Der korrekte Umgang mit den Wahldaten weist eine grosse Bedeutung für das Vertrauen in die Schweizer Institutionen auf. Deshalb hat die GPK-N die Umstände, die zu den Berechnungsfehlern des BFS im Nachgang an die eidgenössischen Wahlen vom 22. Oktober 2023 geführt hatten, sowie die nachfolgende Aufarbeitung durch das Eidgenössische Departement des Innern (EDI) untersucht. Die Kommission hat ihre Abklärungen heute abgeschlossen und dem Bundesrat ihre Erkenntnisse sowie Forderungen mitgeteilt.

Die GPK-N bedauert es sehr, dass es zu diesem Berechnungsfehler des BFS kam. Sie hält aber anerkennend fest, dass das BFS und das EDI diesen Fall nach dessen Bekanntwerden prioritär und angemessen behandelt haben.

BFS hat Risiken der Veröffentlichung von Wahlstatistiken in Echtzeit unterschätzt

Ein Zusammenspiel aus mehreren technischen und organisatorischen Faktoren ist dafür verantwortlich, dass dieser Berechnungsfehler vor den Wahlen nicht erkannt wurde. Aus der vom EDI in Auftrag gegebenen Administrativuntersuchung geht allerdings hervor, dass das BFS grundsätzlich über ein angemessenes Qualitätsmanagementsystem verfügt und im betreffenden Fall weder eine offensichtliche Sorgfaltspflichtverletzung noch eine Dienstpflichtverletzung vorliegt.

Die GPK-N stellt fest, dass die Veröffentlichung von Wahlergebnissen in Echtzeit das BFS vor neue Herausforderungen stellt.
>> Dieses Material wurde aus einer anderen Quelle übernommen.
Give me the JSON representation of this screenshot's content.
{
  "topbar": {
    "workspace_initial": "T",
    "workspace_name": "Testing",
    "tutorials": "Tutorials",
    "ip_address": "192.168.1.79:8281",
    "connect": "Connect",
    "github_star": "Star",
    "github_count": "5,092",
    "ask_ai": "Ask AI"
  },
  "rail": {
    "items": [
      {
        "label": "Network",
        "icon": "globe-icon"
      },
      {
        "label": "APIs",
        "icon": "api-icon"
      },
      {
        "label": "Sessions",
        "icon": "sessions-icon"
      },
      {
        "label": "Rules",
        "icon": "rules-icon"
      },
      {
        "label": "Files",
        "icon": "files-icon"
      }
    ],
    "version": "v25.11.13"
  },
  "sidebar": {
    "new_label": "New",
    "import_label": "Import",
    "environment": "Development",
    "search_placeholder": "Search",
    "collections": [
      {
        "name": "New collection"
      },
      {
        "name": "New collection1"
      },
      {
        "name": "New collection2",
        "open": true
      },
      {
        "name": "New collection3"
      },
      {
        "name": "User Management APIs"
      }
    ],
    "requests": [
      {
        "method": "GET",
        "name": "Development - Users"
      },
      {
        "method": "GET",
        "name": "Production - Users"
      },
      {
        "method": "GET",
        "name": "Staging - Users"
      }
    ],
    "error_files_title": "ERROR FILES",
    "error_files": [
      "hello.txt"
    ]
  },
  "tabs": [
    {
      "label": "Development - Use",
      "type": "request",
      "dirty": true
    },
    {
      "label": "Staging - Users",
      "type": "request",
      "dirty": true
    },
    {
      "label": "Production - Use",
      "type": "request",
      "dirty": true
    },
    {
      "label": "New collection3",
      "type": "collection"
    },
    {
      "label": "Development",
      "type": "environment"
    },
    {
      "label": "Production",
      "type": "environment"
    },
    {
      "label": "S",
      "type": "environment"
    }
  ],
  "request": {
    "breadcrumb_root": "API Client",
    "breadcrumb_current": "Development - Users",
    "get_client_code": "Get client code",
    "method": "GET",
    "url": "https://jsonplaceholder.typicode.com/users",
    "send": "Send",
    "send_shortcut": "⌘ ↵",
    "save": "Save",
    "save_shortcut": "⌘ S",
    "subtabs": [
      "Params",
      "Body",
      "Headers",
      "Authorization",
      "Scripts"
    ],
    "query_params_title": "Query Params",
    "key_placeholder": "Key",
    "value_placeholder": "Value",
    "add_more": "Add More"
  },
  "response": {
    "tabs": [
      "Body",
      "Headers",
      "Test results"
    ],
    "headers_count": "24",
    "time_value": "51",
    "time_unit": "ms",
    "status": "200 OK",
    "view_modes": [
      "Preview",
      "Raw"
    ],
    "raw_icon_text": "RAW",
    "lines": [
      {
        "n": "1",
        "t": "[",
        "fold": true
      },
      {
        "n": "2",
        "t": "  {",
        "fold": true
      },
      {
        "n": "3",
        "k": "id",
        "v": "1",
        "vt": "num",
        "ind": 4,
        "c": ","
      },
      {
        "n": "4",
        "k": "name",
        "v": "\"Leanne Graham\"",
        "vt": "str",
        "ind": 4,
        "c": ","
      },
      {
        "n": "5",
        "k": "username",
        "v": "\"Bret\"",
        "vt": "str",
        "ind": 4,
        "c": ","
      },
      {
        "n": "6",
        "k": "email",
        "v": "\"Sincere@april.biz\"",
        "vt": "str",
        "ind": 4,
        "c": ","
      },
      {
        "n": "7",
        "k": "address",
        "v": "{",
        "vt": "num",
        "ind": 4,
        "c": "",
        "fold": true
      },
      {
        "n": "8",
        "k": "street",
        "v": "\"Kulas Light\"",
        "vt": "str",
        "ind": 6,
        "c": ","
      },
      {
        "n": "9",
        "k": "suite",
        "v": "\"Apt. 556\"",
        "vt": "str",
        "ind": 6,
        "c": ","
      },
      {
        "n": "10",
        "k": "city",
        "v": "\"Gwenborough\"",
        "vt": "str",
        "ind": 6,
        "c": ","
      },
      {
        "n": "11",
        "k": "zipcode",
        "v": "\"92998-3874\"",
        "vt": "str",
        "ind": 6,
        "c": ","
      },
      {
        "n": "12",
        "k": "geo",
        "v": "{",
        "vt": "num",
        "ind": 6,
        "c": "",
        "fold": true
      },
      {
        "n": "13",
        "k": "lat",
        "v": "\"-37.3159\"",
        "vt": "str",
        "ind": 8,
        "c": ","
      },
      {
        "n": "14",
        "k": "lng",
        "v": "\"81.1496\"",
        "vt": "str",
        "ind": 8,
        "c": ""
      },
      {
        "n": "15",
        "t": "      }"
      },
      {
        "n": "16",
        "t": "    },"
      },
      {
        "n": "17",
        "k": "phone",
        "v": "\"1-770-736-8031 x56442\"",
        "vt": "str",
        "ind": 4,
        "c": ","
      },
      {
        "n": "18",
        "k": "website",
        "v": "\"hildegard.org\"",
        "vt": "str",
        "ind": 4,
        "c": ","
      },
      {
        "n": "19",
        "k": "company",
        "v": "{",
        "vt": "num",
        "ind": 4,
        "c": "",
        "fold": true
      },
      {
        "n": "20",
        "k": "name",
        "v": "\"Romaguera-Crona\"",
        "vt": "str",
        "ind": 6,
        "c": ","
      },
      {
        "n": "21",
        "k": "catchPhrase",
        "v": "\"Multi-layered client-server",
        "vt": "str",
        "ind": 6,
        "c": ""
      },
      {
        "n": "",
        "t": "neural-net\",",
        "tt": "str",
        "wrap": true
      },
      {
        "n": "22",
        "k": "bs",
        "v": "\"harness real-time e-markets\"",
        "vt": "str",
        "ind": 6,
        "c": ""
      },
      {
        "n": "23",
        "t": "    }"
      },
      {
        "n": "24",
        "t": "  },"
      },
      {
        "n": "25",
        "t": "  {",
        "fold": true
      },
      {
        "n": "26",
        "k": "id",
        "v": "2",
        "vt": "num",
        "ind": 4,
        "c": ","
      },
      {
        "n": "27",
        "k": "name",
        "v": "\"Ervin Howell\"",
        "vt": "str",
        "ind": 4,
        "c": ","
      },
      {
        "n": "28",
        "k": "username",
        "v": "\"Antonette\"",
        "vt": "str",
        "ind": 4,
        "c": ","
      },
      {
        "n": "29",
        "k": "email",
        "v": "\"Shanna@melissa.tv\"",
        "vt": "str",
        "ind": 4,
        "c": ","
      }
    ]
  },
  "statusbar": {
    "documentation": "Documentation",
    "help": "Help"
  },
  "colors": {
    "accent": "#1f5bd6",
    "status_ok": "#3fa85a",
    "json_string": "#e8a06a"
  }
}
So müssen unter Einhaltung hoher Qualitätsstandards innert sehr kurzer Zeit Daten erhoben und veröffentlicht werden. Im Nachhinein ist festzustellen, dass das BFS die Risiken im Zusammenhang mit dieser Entwicklung offensichtlich unterschätzt hat. Nach Auffassung der GPK-N hätte das Bundesamt zusätzliche Massnahmen ergreifen müssen, um sicherzustellen, dass allfällige Berechnungsfehler vor dem Wahltag erkannt werden.

Verbesserungen müssen vor den nächsten eidgenössischen Wahlen erfolgen

Die GPK-N begrüsst vor diesem Hintergrund die vom BFS angekündigten Verbesserungsmassnahmen. Diese umfassen zum einen die Modernisierung der amtsinternen Wahlstatistiken und zum anderen die Verbesserung der Übermittlung der kantonalen Wahldaten. Die Kommission ist der Ansicht, dass die Entwicklung eines Standardformats für die Übermittlung der kantonalen Wahldaten an das BFS eine Priorität darstellen muss. Sie begrüsst die entsprechenden Schritte des BFS und ersucht den Bundesrat, die Kantonsregierungen für dieses Thema zu sensibilisieren.

Die GPK-N erwartet vom Bundesrat, dass die angekündigten Massnahmen bis spätestens zu den nächsten eidgenössischen Wahlen umgesetzt werden. Sie schliesst ihre Arbeiten in diesem Dossier vorerst ab und wird im Herbst 2026 eine erneute Standortbestimmung vornehmen.

Die Kommission hat am 11. Oktober 2024 unter dem Vorsitz von Nationalrat Erich Hess (SVP, BE) in Bern getagt.